À chaque épisode, un jet d’acide sur la délicate société politique et intellectuelle qui affleure à grand-peine dans une société où le savoir est une denrée rare. Durant la guerre de libération, les « meilleurs », c’est-à-dire les musulmans lettrés et sophistiqués, ont été décimés par la France et par le FLN, laissant leur place à des paysans transformés en tueurs. Et plus tard, lors du conflit entre les islamistes et l’armée, la bourgeoisie francophone et les cadres compétents ont fui le pays.

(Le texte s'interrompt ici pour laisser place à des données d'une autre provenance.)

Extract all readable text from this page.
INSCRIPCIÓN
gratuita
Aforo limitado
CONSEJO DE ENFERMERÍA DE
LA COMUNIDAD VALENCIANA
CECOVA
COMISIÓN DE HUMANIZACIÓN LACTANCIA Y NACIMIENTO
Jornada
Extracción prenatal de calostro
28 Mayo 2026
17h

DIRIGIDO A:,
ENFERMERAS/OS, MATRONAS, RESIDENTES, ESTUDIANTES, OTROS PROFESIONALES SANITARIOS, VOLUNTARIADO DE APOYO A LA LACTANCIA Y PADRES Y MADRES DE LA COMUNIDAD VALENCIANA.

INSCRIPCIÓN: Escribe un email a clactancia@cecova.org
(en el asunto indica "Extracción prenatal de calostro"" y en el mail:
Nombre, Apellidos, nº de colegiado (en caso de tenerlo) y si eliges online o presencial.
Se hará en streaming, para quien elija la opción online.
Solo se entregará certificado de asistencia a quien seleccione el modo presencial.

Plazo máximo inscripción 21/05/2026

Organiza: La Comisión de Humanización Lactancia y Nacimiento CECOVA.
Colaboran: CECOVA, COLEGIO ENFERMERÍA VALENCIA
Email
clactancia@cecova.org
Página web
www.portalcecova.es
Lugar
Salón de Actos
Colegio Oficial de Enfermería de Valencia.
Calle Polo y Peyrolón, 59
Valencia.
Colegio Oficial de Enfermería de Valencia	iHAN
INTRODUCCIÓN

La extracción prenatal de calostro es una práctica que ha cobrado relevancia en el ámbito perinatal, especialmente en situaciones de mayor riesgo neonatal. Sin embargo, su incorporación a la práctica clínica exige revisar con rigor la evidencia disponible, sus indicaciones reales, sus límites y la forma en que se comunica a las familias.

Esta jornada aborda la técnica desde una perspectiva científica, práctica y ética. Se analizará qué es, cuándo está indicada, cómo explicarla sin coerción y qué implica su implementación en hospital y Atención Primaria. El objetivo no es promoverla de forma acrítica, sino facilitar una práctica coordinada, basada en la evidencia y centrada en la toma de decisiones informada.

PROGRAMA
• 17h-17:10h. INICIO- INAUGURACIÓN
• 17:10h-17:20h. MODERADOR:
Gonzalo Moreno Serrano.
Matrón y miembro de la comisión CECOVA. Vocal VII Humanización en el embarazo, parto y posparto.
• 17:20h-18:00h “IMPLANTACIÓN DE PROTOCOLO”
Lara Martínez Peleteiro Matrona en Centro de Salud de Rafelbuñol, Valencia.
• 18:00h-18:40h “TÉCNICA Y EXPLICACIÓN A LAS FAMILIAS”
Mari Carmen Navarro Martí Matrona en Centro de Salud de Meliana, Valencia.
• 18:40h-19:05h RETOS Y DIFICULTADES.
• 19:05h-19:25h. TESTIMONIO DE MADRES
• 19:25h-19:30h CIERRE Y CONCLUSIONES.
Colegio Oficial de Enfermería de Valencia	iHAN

Autre ligne de force dégagée par Pierre Vermeren : la persistance de paradoxes dans l’histoire algérienne. Parmi eux, le caractère relativement invisible de la présence turque du temps de la Régence d’Alger (1521-1830). En effet, les Ottomans n’occupaient qu’une petite partie du territoire et déléguaient la gestion des immensités de l’intérieur à leurs alliés algériens, les fameuses tribus « makhzen ». Autre contradiction, celle-ci difficilement admissible après quarante ans de repentance coloniale : le peuple français ne s’est jamais intéressé à la colonisation de l’Algérie, au point qu’il s’est abstenu de la peupler, laissant les Espagnols, les Italiens et les Maltais s’y implanter à sa place, quitte à les naturaliser plus tard pour gonfler les chiffres des Français d’Algérie. Après l’indépendance, les autorités FLN se sont efforcées de copier les institutions françaises, à commencer par l’armée nationale populaire bâtie sur le moule de l’armée française et largement « peuplée » d’anciens soldats et officiers ayant servi sous le drapeau tricolore.
Tout au long du livre, l’on ressent le soin de ne pas écrire l’histoire de l’Algérie « en tant que Français », et encore moins en tant qu’Algérien. Il s’efforce de rester à mi-chemin, et parvient ainsi à briser le mur du politiquement correct sans cliver ni irriter. Il rappelle par exemple que l’Algérie a été une mauvaise affaire économique pour la métropole du début jusqu’à la fin de la colonisation, que l’armée française a été la seule institution qui ait intégré les musulmans d’Algérie, leur offrant une carrière et une dignité impossibles dans le monde civil. Vermeren précise également que les accords d’Évian n’ont pas été appliqués par la partie algérienne, sans que la France prenne de mesure de rétorsion. Bien au contraire, elle n’a eu de cesse d’aider financièrement le régime FLN durant les années 1960 et de lui offrir sa coopération technique.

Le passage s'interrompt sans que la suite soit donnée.